La Unión Europea se gasta 1,4 billones de pesetas (8.600 millones de euros) en ayuda al desarrollo. Hasta aquí, a mucha gente le parecerá bien, incluso apoyaría que la aportación fuera mayor. Por supuesto, habría que ver qué parte de esta cantidad repercute realmente en la mejora de las condiciones de vida de los habitantes de los países más pobres, y no en cuentas suizas de los tiranos que los sojuzgan, o sencillamente en salarios y gastos administrativos de las instituciones y organizaciones que canalizan las ayudas.
Pero lo que me lleva sobre todo a cuestionar la utilidad de este dispendio es que la Unión Europea se gasta 6,5 veces más (unos 9,3 billones de pesetas) en ayudas a su sector agrícola, es decir, en impedir que los países pobres puedan competir con nuestros productos agrícolas y ganaderos.
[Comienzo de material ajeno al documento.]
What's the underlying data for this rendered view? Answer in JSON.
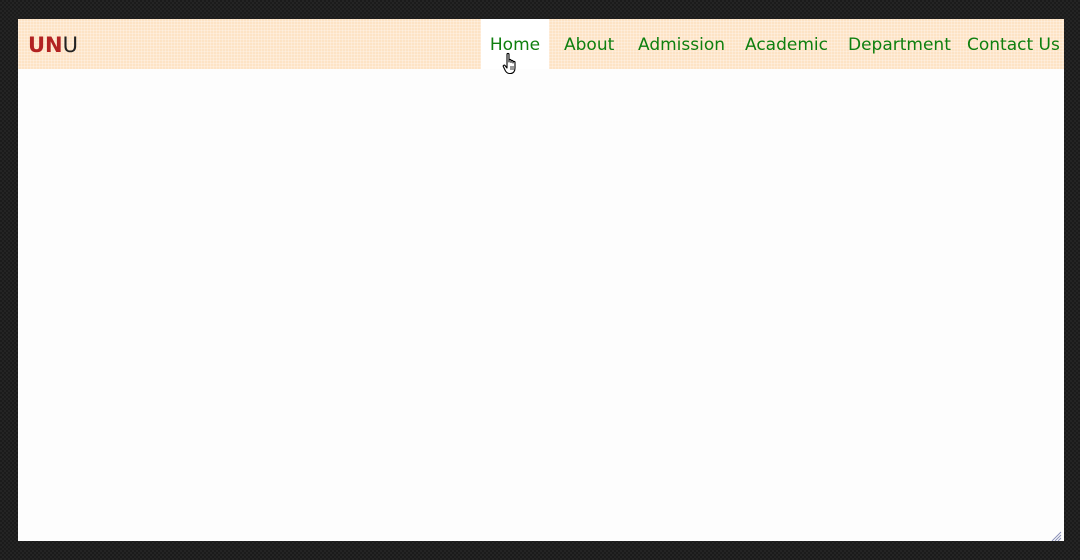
{
  "brand": {
    "accent": "UN",
    "rest": "U",
    "accent_color": "#b22222"
  },
  "nav": {
    "items": [
      {
        "label": "Home",
        "active": true
      },
      {
        "label": "About"
      },
      {
        "label": "Admission"
      },
      {
        "label": "Academic"
      },
      {
        "label": "Department"
      },
      {
        "label": "Contact Us"
      }
    ],
    "link_color": "#0e7f0e",
    "bar_color": "#fde3c5"
  },
  "cursor": {
    "icon": "hand-pointer-icon"
  },
  "window": {
    "resize_icon": "resize-grip-icon"
  }
}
Nada menos que la mitad de todo el presupuesto comunitario, que se dice pronto.
La mejor ayuda al desarrollo sería, sencillamente, que la UE no se gastara esa monstruosidad en proteger a un sector que representa el 2 % de la población, y un porcentaje similar de la riqueza productiva. Y de paso, nos ayudaría a los europeos, que dispondríamos de esa cantidad de dinero para hacer de ella lo que decidiéramos libremente, en lugar de entregársela a la nomenklatura de Bruselas para que decida por nosotros. Posiblemente, entre otras cosas se podría invertir más en agricultura, para competir limpiamente con los campesinos pobres del Sur. Todos ganarían, menos los funcionarios, el lobby agrícola y los cabecillas de las asociaciones que tanto gustan de quemar neumáticos en las carreteras (¿dónde está Greenpeace cuando sucede?) para defender sus privilegios.